Ayrıca kinestetik/dokunsal profildeki öğretmenler okuma etkinliğini pasif bir aktivite olarak gördükleri için sözlü anlatımlarını vücutlarıyla canlandırmalar yaparak ve beden dillerini etkili bir şekilde kullanarak dersi anlatmak isterler. Eğer hareket etme şansı bulamazlarsa oturdukları sandalyeyi ya ileri geri sallar ya da ayağını bu vaziyetteyken sallamayı tercih ederler.

Dersi anlatırken sınıfta ideal ders araçları olarak kabul edilen, şema, harita, fotoğraf gibi görsel araçları kullanmayı pek tercih etmeyen kinestetik/dokunsal öğretmenler için renkli ve canlı görsel materyaller dersi etkili anlatmak açısından kolaylık sağlamamaktadır. Ayrıca bu tip öğretmenler derste eğitim içeriğine göre belirlenen konularda mümkün olduğunca deney yapmayı, kısa ve sık mola vermeyi, öğrencileriyle iletişim halindeyken sürekli vücut dilini kullanmayı tercih ederler (Boydak, 2014).

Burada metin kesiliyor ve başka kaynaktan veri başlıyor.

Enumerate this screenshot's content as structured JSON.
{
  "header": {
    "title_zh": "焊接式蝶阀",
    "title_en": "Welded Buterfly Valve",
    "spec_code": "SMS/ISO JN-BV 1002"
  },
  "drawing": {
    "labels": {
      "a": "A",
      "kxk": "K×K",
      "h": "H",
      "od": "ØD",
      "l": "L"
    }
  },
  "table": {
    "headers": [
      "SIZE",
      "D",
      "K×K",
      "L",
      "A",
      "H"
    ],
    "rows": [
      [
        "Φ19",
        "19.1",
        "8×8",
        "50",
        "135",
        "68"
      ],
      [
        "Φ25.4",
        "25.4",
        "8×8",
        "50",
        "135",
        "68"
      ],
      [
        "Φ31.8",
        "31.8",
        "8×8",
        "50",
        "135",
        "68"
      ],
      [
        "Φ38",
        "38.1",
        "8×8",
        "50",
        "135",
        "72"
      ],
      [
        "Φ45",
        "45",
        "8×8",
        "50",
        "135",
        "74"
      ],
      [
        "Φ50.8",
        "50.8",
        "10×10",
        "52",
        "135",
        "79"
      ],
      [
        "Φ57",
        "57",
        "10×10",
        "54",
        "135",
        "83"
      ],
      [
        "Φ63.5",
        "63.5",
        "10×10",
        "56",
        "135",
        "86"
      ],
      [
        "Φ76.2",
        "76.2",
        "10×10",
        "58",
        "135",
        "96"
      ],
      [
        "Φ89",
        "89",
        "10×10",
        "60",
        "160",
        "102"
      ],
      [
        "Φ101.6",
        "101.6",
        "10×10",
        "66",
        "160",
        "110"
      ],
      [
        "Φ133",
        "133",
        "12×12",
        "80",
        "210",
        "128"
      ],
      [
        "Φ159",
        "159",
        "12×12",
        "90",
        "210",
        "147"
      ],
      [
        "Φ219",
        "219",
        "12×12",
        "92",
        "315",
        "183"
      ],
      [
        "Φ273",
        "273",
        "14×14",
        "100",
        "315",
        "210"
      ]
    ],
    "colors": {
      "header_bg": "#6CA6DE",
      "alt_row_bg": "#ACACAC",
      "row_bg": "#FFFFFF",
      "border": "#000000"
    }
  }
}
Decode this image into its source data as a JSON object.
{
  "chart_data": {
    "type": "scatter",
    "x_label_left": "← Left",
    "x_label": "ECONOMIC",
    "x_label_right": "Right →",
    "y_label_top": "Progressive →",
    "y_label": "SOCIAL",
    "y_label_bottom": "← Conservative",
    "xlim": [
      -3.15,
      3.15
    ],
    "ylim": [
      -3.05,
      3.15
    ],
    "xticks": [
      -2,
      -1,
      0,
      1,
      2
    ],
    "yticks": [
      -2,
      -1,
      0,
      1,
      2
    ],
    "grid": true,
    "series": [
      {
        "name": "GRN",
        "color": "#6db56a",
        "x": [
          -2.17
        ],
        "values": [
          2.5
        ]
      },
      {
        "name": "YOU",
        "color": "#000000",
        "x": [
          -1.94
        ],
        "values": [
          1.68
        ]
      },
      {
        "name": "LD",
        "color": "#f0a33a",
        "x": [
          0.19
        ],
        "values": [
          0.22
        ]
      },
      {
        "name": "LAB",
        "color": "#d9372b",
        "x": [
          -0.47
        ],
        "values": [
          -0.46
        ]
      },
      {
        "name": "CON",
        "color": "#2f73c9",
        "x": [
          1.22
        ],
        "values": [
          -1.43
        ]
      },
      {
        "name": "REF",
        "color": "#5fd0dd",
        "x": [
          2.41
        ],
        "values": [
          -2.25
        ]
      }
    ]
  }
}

Son olarak belirtilmelidir ki, her zaman ders işlemek için sınıf yerine okul bahçesini tercih eden kinestetik/dokunsal öğretmenlerin tüm öğretim süreçlerinde kişilerarası iletişim becerisi son derece yüksektir. Bu nedenle kinestetik öğretmenlerin öğrencileriyle sürekli duygularını paylaşması, onlardan gelen sözsüz iletileri hemen algılaması ve sorunlarını çözmeye yönelik yardımcı olmaya çalışması yaygın davranış şekilleridir.